One of Africa’s largest e-commerce platforms, Jumia is currently facing a series of allegations in the United States (U.S). These allegations range from fraud to disclosing false figures of the company’s assets, amid mounting losses which grew by 59.2 percent over the past year.
In what looks like one of the biggest lawsuits the company has ever faced, one or more of its staff allegedly engaged in a fraud worth $17.5 million by inflating the number of orders that took place through the company’s site. Analysts also believe that Jumia adjusted its financial figures to cover up for internal fraud.
Although Jumia claimed the fraudulent activity didn’t affect its figures in the financial statements, the improper order accumulated to $17.5 million in Gross Merchandise Volume (GMV) value between Q4 of 2018 to Q1 and Q2 of 2019.
While names are yet to be revealed, the suspects have been suspended, while the company looks critically into the case.
These brewing allegations have drawn comments from a rival e-commerce platform, Konga.

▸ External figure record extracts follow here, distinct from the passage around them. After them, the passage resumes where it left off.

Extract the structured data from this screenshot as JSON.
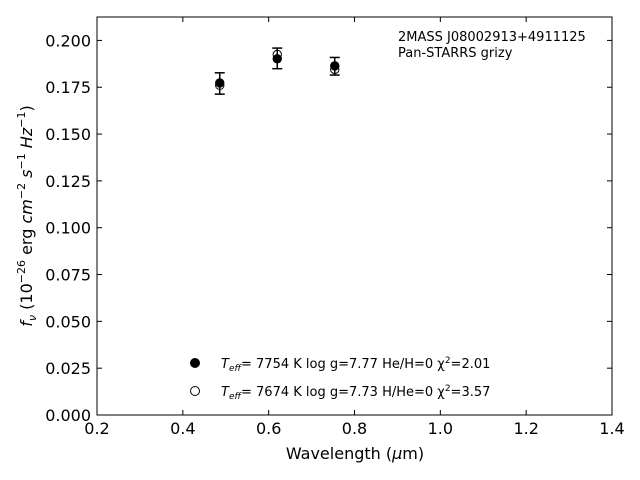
{
  "chart_data": {
    "type": "scatter",
    "annotation": {
      "line1": "2MASS J08002913+4911125",
      "line2": "Pan-STARRS grizy"
    },
    "xlabel": {
      "main": "Wavelength (",
      "mu": "μ",
      "tail": "m)"
    },
    "ylabel": {
      "f": "f",
      "nu": "ν",
      "open": " (10",
      "exp1": "−26",
      "erg": " erg ",
      "cm": "cm",
      "exp2": "−2",
      "s": " s",
      "exp3": "−1",
      "hz": " Hz",
      "exp4": "−1",
      "close": ")"
    },
    "xlim": [
      0.2,
      1.4
    ],
    "ylim": [
      0.0,
      0.2125
    ],
    "xticks": [
      0.2,
      0.4,
      0.6,
      0.8,
      1.0,
      1.2,
      1.4
    ],
    "xtick_labels": [
      "0.2",
      "0.4",
      "0.6",
      "0.8",
      "1.0",
      "1.2",
      "1.4"
    ],
    "yticks": [
      0.0,
      0.025,
      0.05,
      0.075,
      0.1,
      0.125,
      0.15,
      0.175,
      0.2
    ],
    "ytick_labels": [
      "0.000",
      "0.025",
      "0.050",
      "0.075",
      "0.100",
      "0.125",
      "0.150",
      "0.175",
      "0.200"
    ],
    "observed": {
      "x": [
        0.486,
        0.62,
        0.754
      ],
      "y": [
        0.177,
        0.1904,
        0.1862
      ],
      "err": [
        0.0057,
        0.0055,
        0.0047
      ]
    },
    "series": [
      {
        "marker": "filled",
        "x": [
          0.486,
          0.62,
          0.754
        ],
        "y": [
          0.1773,
          0.1902,
          0.1864
        ],
        "legend": {
          "t": "T",
          "sub": "eff",
          "rest": "=  7754 K  log g=7.77  He/H=0  χ",
          "sup": "2",
          "end": "=2.01"
        }
      },
      {
        "marker": "open",
        "x": [
          0.486,
          0.62,
          0.754
        ],
        "y": [
          0.176,
          0.1925,
          0.1845
        ],
        "legend": {
          "t": "T",
          "sub": "eff",
          "rest": "=  7674 K  log g=7.73  H/He=0  χ",
          "sup": "2",
          "end": "=3.57"
        }
      }
    ],
    "legend_position": "lower-center",
    "grid": false
  }
}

The founder of Konga, Sim Shagaya reacted to the Jumia scandal. “For someone who has built a large-scale e-commerce business, I can confidently tell you that there is no way that a $10m+ fraud can happen without the complicity or, at a minimum, the tacit consent of management. It’s impossible,” Nairametrics quoted Shagaya as saying.
Shagaya also went on to state how this grievous act by Jumia was a taint to the e-commerce sector and his business in particular. He recalled that during meetings with investors, Konga is constantly compared with Jumia in terms of how the latter has grown substantially in the last few years compared to Konga. “We know now that this growth was a lie,” Shagaya added.
While it is widely regarded as unethical that a company or its staff should manipulate company records, a common factor that propels such an act is the staff’s desperation to meet specific targets within a limited time frame.
This will not be the first time Jumia is faced with allegations of inflating its numbers. The company, which recently got listed on the New York Stock Exchange (NYSE) was reported to have tendered a different figure between Q4 of 2018 and Q1 of 2019, its presumed date for an Initial Public Offering (IPO).
In order to be listed on the NYSE, Jumia allegedly reported a rise in active consumer from 2.1 million in its October investor presentation to 2.7 million by April, while active merchants moved to 53,000 from 43,000 during the same period. This fraudulent activity drew several criticisms, particularly from a detailed report by Citron Research.